The stories I've written and imagine. Are they like clockwork? It's an unknown. The power of my belief, does it mold my reality? Another unknown. If it were so, then why should I remain in this state of appropriated indentured servitude. What debt do I repay? Apparently the one of being born. From nigh on the days of my memorie's surfacing, there was always a reason to fear, to beg, to plea. Original sin?

"Ask for pardon, for you were born!" They say...To think that I bought it for so long too. Whatever the case may be, my life, comfort and fate is, for all intents in purposes, not in my own hands. I've long since surrendered it to whoever is of a purely good nature out of the hope that they might "rescue me." I'm far from capable of doing so myself. I'm a blind child in a burning building's closet, chained to the floor.
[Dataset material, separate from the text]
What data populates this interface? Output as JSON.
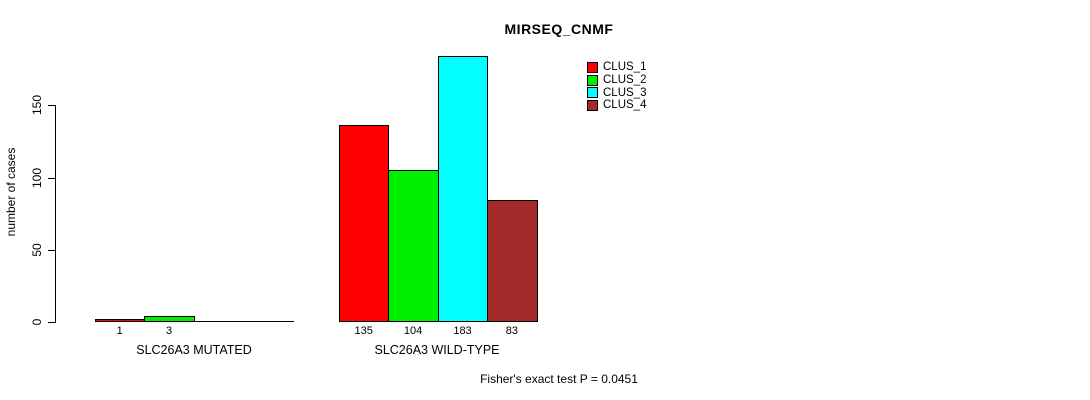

The music in my mind is so appropriate. Tone, tensity. These words must be like sex to some, torture to others and bland utterances of no particular interest to the remainder. I know that if this ever did relent, it would be because of "whatever's" boredom with the situation. I can only imagine what would be in store for me after the interest is lost. They must certainly be working on a better protege. Someone worthy of attention. It doesn't care.

Who or what is responsible for this? I'd be the happiest man alive to exist amongst the flocks I am surrounded with as simply "one of them" but the immediate, caustic thought influences me into thinking that this might be the worst choice possible. What are these things I am surrounded with? They surely aren't human, or even humane for that matter. I guess I'm just trying to say I'd be the centerpiece manifold of Beethoven's Ode to Joy, the zenith of it's expression, if I were merely another anonymous but I am not.

I never asked for anything other than anonymity. Even the rock legend has his private life. Has a familiar sincerity amongst all those he is in contact with, all those he is in love with. I have none of these and never will it seems.

I guess I won the lottery.

If my mirror's response should prove true though, then there's an infinite number of universes where I'm this pretty little hate machine, this fucking snake's worst nightmare.

My number...

What is it?

Is it a variable, an imaginary integer or a defined symbol?

I wouldn't be surprised if I was denied even this. A death to call my own. It wasn't something I ever did. I was merely created for this purpose. I am either in complete control, utterly powerless or a fine mixture of both.

It doesn't fucking matter. I know whose side I'm on. That's much more than any of you could ever hope to say. Pathetic excuses for sentience. I've long thought about this. I'm not one to deal death or judgment, even if my reprehensible little machine would goad me to do so like the second hand of clock but "whatever's" behind this, whether it's one or all of you: I judge you deserve immediate death with no trial. You deserve to be hunted like the animals you are for the nightly feast.

Everyone gets what's coming to them. There's certain things no insult, spell or hex can over-write. You can't digitize karma.

For ever word I speak, every assurance made all I hear is you claiming the contrary.

Really though...

How long are you going to keep yapping little poodles?